The ‘miracle’ at Cana concerns wine, an important ingredient in celebrations, both yesterday and today. However, it is less essential to life than bread. But it serves to tell us that we do not die only from lack of bread: we also die from a lack of celebrations, relationships, dancing, excess, waste, and the ability to celebrate certain special days – at least one day, at least on our wedding day. In that festive context, a sign of the new economy of abundance and excess, perhaps the wedding of a relative of Jesus' family, the rabbi of Nazareth begins to reveal himself. And there was no better environment.

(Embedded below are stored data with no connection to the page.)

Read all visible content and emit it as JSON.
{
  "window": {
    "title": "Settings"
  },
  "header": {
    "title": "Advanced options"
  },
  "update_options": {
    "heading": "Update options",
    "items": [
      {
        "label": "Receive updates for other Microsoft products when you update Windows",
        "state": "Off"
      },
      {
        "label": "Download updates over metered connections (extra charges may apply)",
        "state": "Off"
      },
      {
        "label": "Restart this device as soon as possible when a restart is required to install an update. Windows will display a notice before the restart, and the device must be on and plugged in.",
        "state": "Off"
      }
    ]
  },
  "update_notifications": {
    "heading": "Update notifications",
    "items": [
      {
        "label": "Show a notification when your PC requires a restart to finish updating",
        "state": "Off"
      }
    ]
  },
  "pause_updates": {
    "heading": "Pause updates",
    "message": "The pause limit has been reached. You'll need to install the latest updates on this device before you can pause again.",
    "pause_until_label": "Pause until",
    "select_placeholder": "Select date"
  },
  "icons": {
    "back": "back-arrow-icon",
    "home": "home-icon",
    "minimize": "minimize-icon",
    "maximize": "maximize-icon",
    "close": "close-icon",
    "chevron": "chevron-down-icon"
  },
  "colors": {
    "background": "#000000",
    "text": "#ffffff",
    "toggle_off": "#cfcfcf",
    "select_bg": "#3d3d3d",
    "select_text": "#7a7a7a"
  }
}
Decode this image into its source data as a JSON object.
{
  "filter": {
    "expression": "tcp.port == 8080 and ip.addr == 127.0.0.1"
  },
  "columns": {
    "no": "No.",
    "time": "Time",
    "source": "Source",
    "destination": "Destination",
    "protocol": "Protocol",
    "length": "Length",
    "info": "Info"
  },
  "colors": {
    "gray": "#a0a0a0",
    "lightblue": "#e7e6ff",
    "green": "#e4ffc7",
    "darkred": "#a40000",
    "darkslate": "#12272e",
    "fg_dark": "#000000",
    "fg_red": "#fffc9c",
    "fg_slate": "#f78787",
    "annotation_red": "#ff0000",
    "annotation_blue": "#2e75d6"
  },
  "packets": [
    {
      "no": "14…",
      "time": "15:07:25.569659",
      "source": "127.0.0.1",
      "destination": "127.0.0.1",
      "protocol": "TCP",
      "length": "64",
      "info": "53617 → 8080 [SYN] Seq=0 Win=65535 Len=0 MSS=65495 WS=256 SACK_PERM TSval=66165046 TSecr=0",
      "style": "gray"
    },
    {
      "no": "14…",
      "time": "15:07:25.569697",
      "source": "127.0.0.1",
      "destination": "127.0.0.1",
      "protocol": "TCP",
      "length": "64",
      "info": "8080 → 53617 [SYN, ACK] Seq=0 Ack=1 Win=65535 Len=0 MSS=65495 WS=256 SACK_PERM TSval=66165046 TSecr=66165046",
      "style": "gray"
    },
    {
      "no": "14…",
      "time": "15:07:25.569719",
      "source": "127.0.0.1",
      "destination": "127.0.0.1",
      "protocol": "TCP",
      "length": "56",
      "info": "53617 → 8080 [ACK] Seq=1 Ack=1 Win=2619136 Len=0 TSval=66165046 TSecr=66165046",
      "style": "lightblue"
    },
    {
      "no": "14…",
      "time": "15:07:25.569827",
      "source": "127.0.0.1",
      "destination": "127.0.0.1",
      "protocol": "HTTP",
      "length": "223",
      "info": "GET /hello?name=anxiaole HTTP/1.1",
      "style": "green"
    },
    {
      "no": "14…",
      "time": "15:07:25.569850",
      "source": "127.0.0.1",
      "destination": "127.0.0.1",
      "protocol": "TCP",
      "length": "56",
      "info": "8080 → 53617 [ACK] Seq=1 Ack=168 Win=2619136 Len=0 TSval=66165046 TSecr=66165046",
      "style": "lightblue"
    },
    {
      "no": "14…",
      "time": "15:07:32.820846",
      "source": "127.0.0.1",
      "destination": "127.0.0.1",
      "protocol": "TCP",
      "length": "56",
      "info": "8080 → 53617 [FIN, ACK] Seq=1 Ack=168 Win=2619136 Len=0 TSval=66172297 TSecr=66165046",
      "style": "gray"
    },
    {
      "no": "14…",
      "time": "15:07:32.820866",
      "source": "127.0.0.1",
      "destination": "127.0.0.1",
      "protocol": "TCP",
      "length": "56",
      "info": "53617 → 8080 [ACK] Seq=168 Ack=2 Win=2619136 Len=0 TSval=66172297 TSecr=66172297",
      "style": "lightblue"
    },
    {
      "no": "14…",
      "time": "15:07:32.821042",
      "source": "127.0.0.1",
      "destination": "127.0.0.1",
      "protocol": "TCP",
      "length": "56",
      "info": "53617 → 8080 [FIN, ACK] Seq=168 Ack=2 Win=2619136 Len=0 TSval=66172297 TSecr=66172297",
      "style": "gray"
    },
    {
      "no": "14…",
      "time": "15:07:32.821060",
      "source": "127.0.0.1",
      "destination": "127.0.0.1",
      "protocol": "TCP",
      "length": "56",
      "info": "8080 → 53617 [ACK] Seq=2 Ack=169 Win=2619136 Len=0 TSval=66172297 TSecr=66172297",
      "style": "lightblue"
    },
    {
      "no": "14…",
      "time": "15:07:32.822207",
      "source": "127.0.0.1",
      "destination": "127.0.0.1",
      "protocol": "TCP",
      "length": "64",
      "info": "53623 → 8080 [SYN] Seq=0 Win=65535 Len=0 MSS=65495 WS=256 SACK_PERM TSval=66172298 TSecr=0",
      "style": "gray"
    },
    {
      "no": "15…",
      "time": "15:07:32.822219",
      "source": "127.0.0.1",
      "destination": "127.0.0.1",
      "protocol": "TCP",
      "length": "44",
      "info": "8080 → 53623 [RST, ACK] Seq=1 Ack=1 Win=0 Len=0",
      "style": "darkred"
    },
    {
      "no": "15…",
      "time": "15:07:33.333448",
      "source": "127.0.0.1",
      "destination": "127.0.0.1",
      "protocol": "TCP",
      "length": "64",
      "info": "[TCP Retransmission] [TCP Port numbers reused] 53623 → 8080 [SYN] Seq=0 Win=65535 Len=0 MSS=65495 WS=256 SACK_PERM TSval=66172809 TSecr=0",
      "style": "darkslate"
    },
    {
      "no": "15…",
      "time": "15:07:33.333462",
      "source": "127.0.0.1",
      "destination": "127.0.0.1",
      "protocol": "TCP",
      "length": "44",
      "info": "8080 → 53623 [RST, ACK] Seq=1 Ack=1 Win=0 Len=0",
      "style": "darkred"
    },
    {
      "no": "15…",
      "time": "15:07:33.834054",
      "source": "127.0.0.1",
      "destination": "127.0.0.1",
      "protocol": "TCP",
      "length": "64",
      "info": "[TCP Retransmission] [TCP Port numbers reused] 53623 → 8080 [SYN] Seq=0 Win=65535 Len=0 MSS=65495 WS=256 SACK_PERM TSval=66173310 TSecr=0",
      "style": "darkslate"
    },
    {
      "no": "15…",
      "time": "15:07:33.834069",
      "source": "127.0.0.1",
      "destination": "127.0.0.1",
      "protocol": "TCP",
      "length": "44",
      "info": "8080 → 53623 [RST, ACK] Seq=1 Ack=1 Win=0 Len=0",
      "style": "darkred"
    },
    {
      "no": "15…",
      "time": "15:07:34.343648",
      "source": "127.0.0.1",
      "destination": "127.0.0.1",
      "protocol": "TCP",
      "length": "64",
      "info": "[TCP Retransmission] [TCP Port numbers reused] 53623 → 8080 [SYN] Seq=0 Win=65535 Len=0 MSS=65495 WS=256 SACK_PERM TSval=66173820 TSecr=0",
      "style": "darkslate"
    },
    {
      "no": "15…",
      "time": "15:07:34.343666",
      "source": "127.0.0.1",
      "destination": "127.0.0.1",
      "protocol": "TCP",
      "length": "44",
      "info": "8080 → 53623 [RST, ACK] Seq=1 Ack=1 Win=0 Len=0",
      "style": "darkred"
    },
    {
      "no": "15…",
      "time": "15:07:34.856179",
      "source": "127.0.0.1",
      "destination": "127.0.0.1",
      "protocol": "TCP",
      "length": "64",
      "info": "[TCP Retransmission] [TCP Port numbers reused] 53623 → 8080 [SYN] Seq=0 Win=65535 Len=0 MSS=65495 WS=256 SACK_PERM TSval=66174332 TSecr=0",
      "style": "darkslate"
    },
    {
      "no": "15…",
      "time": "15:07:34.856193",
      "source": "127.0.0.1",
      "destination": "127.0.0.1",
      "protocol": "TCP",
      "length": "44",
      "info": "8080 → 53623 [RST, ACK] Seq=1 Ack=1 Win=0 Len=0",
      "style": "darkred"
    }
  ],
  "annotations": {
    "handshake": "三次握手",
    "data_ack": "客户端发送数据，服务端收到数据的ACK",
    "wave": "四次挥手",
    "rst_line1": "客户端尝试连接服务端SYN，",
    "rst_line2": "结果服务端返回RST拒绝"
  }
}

It was precisely in that context that Jesus' mother saw a lack, sensed the beginning of a crisis, an unexpected and serious event that could spoil the party. And she saw it before anyone else, before her son and the disciples. This fact tells us something important. In the societies of yesterday, and in part also of today (where everything has become more complex, but some traces of the past remain), women had a sixth sense, a special aptitude for reading in advance the “weak signals” of relational crises, and thus they were able to prevent various forms of deprivation and poverty. Women took care of the home: their oikonomia was different from that of their men. They were the guardians of relationships, and therefore of equality, fraternity, and inclusion. Food was not entrusted to strength or merit, but to the fact of being sons, daughters, elders, family members, or passing guests. Men brought home bread (and wine), women took care of it, and made sure that those provisions became bread, life, for everyone, especially for the weakest, that those dead things (animals, vegetables, and fruit) could live again in shared meals and give life to everyone. An exercise they have been doing for millennia.
Caring for relationships was their specialization. Women saw, and see, relationships first, and resources second, and they see and manage resources in function of relationships. And so they reveal to us a central aspect of the principle of subsidiarity: goods are of help (subsidiary) to relationships, and not vice versa, as a certain capitalist economy has thought, and thinks, more and more. At Cana, Mary also saw, and she saw more and first. Mary saw a problem, took care of it, and tried to solve it. Her son Jesus began his mission thanks to a concrete act of love by his mother, who was not interested in the theological times established by the Trinity, or at least was less interested in them than in taking care of a wedding feast for family friends. A wonderful beginning to the most beautiful story in the world.